Frage: Was ist mit Verboten?
Antwort: Durch Verbote bei Verbrenner-Neuzulassungen werden zwar irgendwann keine neuen Diesel oder Benziner mehr neu auf die Straße kommen, aber der Fahrzeugbestand bleibt ein Problem: Werden Benzin und Diesel nicht durch höhere CO2-Preise deutlich teurer, werden die alten Wagen auch erstmal lange weitergefahren - die Emissionen sinken also nicht. Weniger CO2 im Verkehrsbereich kommen nur durch eine Verteuerung des Sprits zustande, das zeigen Studien. Dieses Lehrgeld werden auch die USA bezahlen müssen, um bis Mitte des Jahrhunderts Treibhausgas-Neutralität zu erreichen.
Frage: Wie sollte ein US-Präsident das politisch überstehen?
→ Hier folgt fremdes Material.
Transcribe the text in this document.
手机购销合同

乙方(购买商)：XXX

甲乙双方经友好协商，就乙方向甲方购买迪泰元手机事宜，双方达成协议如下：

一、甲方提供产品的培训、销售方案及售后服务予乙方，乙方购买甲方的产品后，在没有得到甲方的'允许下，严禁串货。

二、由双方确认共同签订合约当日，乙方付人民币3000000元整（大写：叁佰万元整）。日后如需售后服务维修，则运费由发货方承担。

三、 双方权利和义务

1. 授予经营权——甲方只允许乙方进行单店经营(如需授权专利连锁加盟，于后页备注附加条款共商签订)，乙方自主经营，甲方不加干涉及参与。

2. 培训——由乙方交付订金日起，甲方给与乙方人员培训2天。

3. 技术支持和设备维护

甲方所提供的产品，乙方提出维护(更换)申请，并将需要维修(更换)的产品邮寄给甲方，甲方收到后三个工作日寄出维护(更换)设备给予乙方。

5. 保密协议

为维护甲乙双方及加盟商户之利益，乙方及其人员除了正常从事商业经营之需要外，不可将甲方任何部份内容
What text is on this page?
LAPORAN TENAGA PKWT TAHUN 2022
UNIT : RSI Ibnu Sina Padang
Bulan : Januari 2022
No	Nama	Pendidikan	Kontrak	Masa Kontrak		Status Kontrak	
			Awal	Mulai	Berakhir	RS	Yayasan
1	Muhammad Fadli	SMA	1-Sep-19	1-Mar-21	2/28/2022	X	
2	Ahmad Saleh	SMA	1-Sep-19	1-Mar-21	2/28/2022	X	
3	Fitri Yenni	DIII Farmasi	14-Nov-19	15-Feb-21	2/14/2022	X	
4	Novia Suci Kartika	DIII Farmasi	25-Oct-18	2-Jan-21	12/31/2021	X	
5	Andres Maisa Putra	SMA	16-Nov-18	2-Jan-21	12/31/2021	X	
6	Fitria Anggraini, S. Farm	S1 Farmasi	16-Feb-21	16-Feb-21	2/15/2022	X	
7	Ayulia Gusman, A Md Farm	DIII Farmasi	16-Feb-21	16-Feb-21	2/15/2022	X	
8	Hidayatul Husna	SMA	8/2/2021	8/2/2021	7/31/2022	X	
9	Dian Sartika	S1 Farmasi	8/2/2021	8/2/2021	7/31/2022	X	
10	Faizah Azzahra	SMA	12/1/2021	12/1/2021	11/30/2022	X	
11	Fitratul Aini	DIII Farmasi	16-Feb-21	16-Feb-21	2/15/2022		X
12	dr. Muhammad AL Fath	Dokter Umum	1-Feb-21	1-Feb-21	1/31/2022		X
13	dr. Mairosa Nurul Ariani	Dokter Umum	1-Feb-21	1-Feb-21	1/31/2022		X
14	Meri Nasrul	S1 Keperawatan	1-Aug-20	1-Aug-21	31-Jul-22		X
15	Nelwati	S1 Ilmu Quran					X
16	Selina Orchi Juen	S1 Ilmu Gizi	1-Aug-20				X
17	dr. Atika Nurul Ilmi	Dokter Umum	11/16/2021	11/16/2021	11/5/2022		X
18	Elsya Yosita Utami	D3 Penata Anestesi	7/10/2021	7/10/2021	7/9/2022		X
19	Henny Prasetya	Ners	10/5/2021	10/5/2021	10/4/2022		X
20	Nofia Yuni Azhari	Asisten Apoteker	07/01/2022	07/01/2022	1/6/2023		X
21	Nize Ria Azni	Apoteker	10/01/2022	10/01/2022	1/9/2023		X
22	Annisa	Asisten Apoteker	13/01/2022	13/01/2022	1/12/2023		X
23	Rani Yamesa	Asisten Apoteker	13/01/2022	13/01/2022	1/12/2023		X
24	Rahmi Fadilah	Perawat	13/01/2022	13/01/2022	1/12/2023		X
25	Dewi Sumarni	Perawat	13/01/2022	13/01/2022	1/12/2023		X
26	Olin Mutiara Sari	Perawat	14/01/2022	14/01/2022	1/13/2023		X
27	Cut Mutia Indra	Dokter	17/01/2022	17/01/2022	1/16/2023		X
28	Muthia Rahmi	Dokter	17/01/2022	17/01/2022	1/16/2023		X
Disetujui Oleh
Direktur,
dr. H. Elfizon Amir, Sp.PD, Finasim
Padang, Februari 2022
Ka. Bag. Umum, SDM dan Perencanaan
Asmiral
Antwort: Vor anderthalb Jahren hätte auch niemand damit gerechnet, dass Joe Biden mit dem Inflation Reduction Act IRA ein gigantisches Programm für die Transformation in eine grüne Wirtschaft auflegen wird! Das ist ein politisches Meisterwerk, mit dem sich der Präsident ein wichtiges Kapitel in der Geschichte der Vereinigten Staaten sichern wird. Donald Trump zum Trotz sind die USA klimapolitisch nicht nur zurück auf dem Spielfeld der Klimapolitik, sondern bei der Förderung grüner Technologien sogar an der Spitze.
Frage: Vor anderthalb Jahren haben Sie uns gesagt, die Erde steuere nicht auf 1,5 Grad Erwärmung zu, sondern auf 4 Grad. Gilt das noch?
Antwort: Wie gesagt: Die Welt ist noch nicht auf Kurs zur Klimaneutralität, doch bei allen beschriebenen Risiken hat sich doch auch einiges getan. Die EU hat mit dem Green Deal das ehrgeizigste klimapolitische Programm der Welt beschlossen, das im globalen Maßstab seinesgleichen sucht. Joe Biden hat den IRA durchgesetzt und einen weltweiten Wettlauf um grüne Technologien gestartet. Beides ist bemerkenswert und wertvoll im Kampf gegen die Erderwärmung. Und es gibt weitere positive Entwicklungen. Es werden immer mehr geplante Kohlekraftwerke aus der Pipeline genommen. China erwägt, Investitionen in Kohlekraftwerke außerhalb des Landes zu stoppen. Indien denkt über den Kohleausstieg nach und beschäftigt sich mit Plänen für einen nationalen Emissionshandel…
Frage: Dann sind trotz allem die 1,5 Grad noch zu schaffen?
Antwort: Es ist einiges in Bewegung geraten. Und deshalb bin ich heute etwas zuversichtlicher als vor anderthalb Jahren, auch wenn wir weiterhin einen sehr langen Weg vor uns haben.